This workshop aims to bring together researchers in stochastic analysis, statistics and theoretical machine learning for an exchange of ideas at the forefront of the field. The workshop will coincide with the visit of Professor Gerard Ben Arous, a leading expert in stochastic analysis and high-dimensional statistics, whose insights into deep learning theory offer an exceptional opportunity for meaningful collaborations. The event will feature a series of presentations and discussions around the mathematical underpinnings of modern machine learning techniques, including topics such as:
- Theoretical analysis of deep learning architectures
- High-dimensional statistics and learning theory
- Diffusion models
- Connections between stochastic differential equations and neural networks
Confirmed speakers
- Gerard Ben Arous (Courant Institute, NYU)
- Arnaud Doucet (DeepMind)
- Andrew Duncan (Imperial)
- Yingzhen Li (Imperial)
- Deniz Akyildiz (Imperial)
- Nicola M. Cirone (Imperial)
- James Foster (Bath)
- Will Turner (Imperial)
- Harald Oberhauser (Oxford)
Schedule
9.15 – 9.30 Registration and Welcome
9.30 – 10.00 Andrew Duncan
10.00 – 10.30 Nicola M. Cirone
10.30 – 11.00 Deniz Akyildiz
11.00 – 11.30 Coffee break
11.30 – 12.15 Gerard Ben Arous
12.15 – 12.45 Will Turner
12.45 – 14.00 Lunch @ The Works, Sir Michael Uren Building, London W12 0BZ (by invitation only)
14.00 – 14.45 Arnaud Doucet
14.45 – 15.15 James Foster
15.15 – 15.45 Coffee break
15.45 – 16.30 Harald Oberhauser
16.30 – 17.00 Yingzhen Li
18.30 – Conference dinner @ The Broadcaster, 89 Wood Ln, London W12 7FX (by invitation only)
Titles and abstracts
Title: Diffusion-based Learning of Latent Variable Models
Abstract: In this talk, I will summarize recent progress and challenges in maximum marginal likelihood estimation (MMLE) for learning latent variable models (LVMs) – focusing on the methods based on Langevin diffusions. I will first introduce the problem and the necessary background on Langevin diffusions, together with recent results on Langevin-based MMLE estimators, detailing the interacting particle Langevin algorithm (IPLA) which is a recent Langevin-based MMLE method with explicit theoretical guarantees akin to Langevin Monte Carlo methods. I will then move on to outline recent progress, specifically accelerated variants, and methods for MMLE in nondifferentiable statistical models with convergence and complexity results. Finally, if time permits, I will talk about the application of IPLA to inverse problems.
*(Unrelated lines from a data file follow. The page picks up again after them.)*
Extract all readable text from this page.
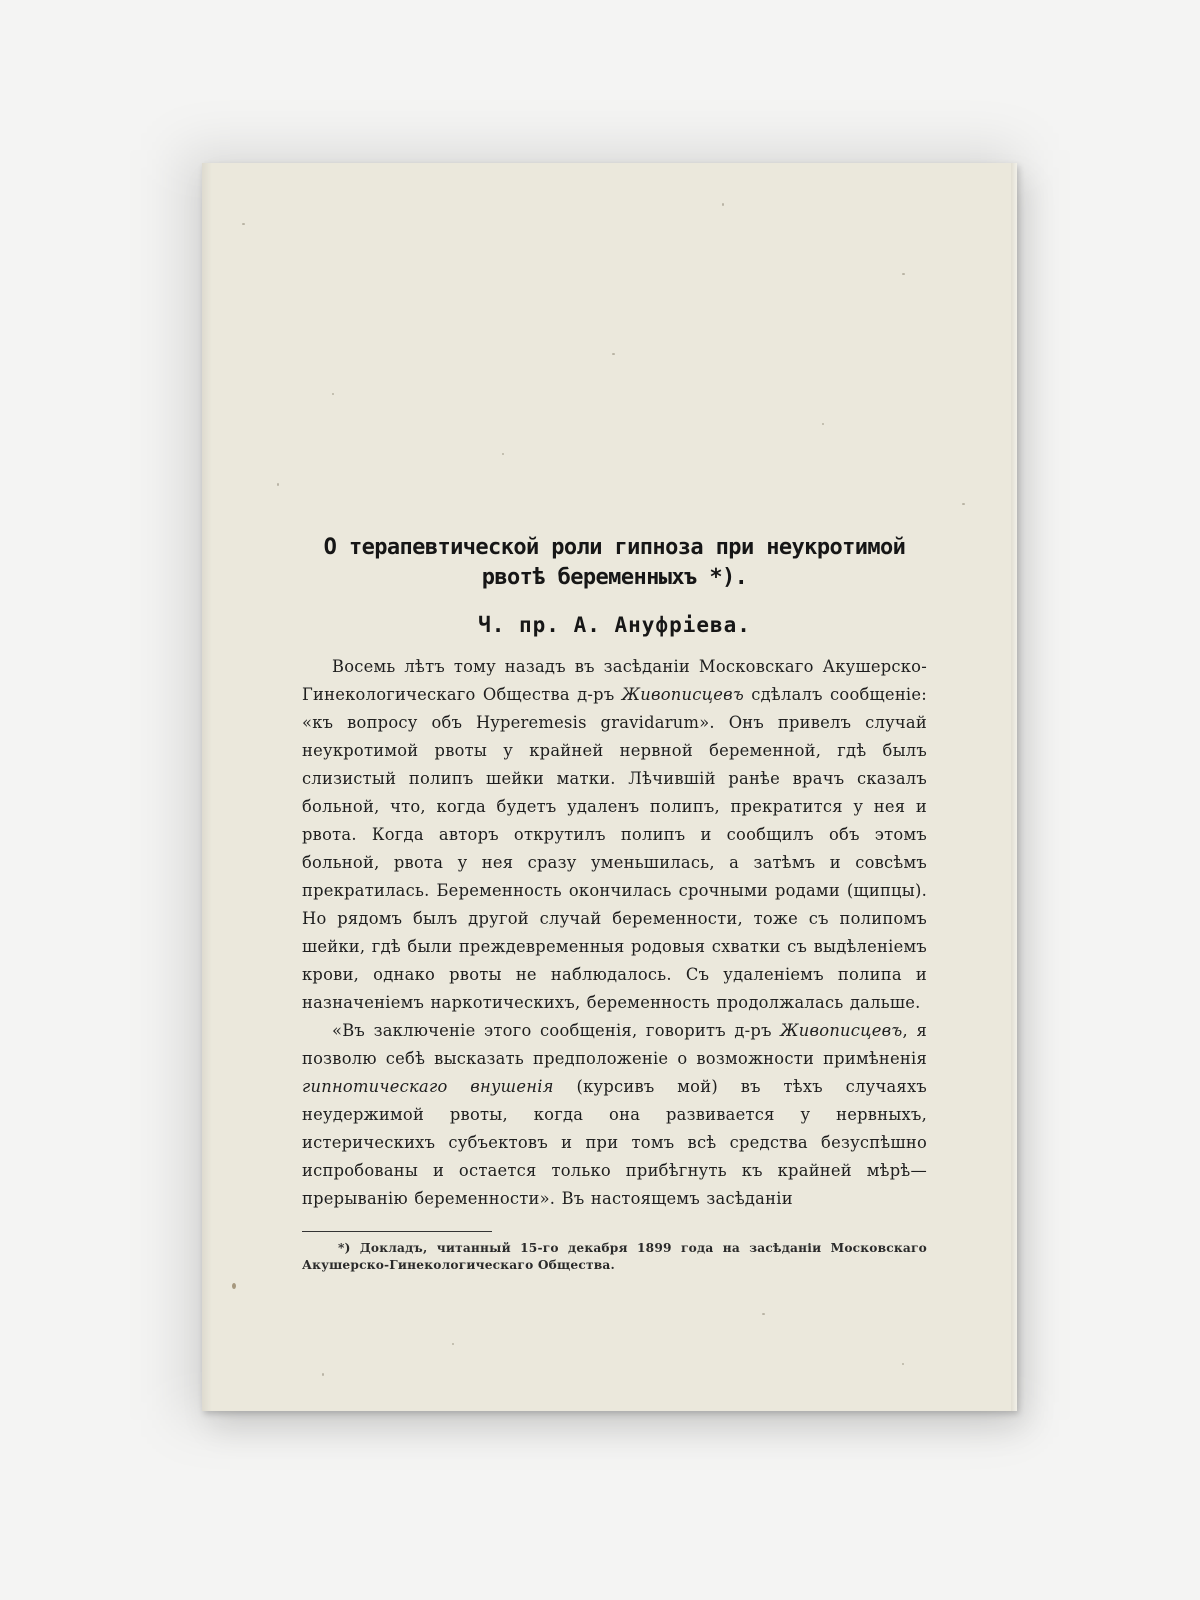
О терапевтической роли гипноза при неукротимой рвотѣ беременныхъ *).
Ч. пр. А. Ануфріева.

Восемь лѣтъ тому назадъ въ засѣданіи Московскаго Акушерско-Гинекологическаго Общества д-ръ Живописцевъ сдѣлалъ сообщеніе: «къ вопросу объ Hyperemesis gravidarum». Онъ привелъ случай неукротимой рвоты у крайней нервной беременной, гдѣ былъ слизистый полипъ шейки матки. Лѣчившій ранѣе врачъ сказалъ больной, что, когда будетъ удаленъ полипъ, прекратится у нея и рвота. Когда авторъ открутилъ полипъ и сообщилъ объ этомъ больной, рвота у нея сразу уменьшилась, а затѣмъ и совсѣмъ прекратилась. Беременность окончилась срочными родами (щипцы). Но рядомъ былъ другой случай беременности, тоже съ полипомъ шейки, гдѣ были преждевременныя родовыя схватки съ выдѣленіемъ крови, однако рвоты не наблюдалось. Съ удаленіемъ полипа и назначеніемъ наркотическихъ, беременность продолжалась дальше.

«Въ заключеніе этого сообщенія, говоритъ д-ръ Живописцевъ, я позволю себѣ высказать предположеніе о возможности примѣненія гипнотическаго внушенія (курсивъ мой) въ тѣхъ случаяхъ неудержимой рвоты, когда она развивается у нервныхъ, истерическихъ субъектовъ и при томъ всѣ средства безуспѣшно испробованы и остается только прибѣгнуть къ крайней мѣрѣ—прерыванію беременности». Въ настоящемъ засѣданіи

*) Докладъ, читанный 15-го декабря 1899 года на засѣданіи Московскаго Акушерско-Гинекологическаго Общества.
Title: Efficient, Accurate and Stable Gradients for Neural Differential Equations
Abstract: Neural differential equations (NDEs) sit at the intersection of two dominant modelling paradigms – neural networks and differential equations. One of their features is that they can be trained with a small memory footprint through adjoint equations. This can be helpful in high-dimensional applications since the memory usage of standard backpropagation scales linearly with depth (or, in the NDE case, the number of steps taken by the solver). However, adjoint equations have seen little use in practice as the resulting gradients are often inaccurate. Fortunately, there has emerged a class of numerical methods which allow NDEs to be trained using gradients that are both accurate and memory efficient. These solvers are known as “algebraically reversible” and produce numerical solutions which can be reconstructed backwards in time. Whilst algebraically reversible solvers have seen some success in large-scale applications, they are known to have stability issues. In this talk, we propose a methodology for constructing reversible NDE solvers from non-reversible ones. We show that the resulting reversible solvers converge in the ODE setting, can achieve high order convergence, and even have stability regions. We conclude with a few examples demonstrating the memory efficiency of our approach. Joint work with Samuel McCallum.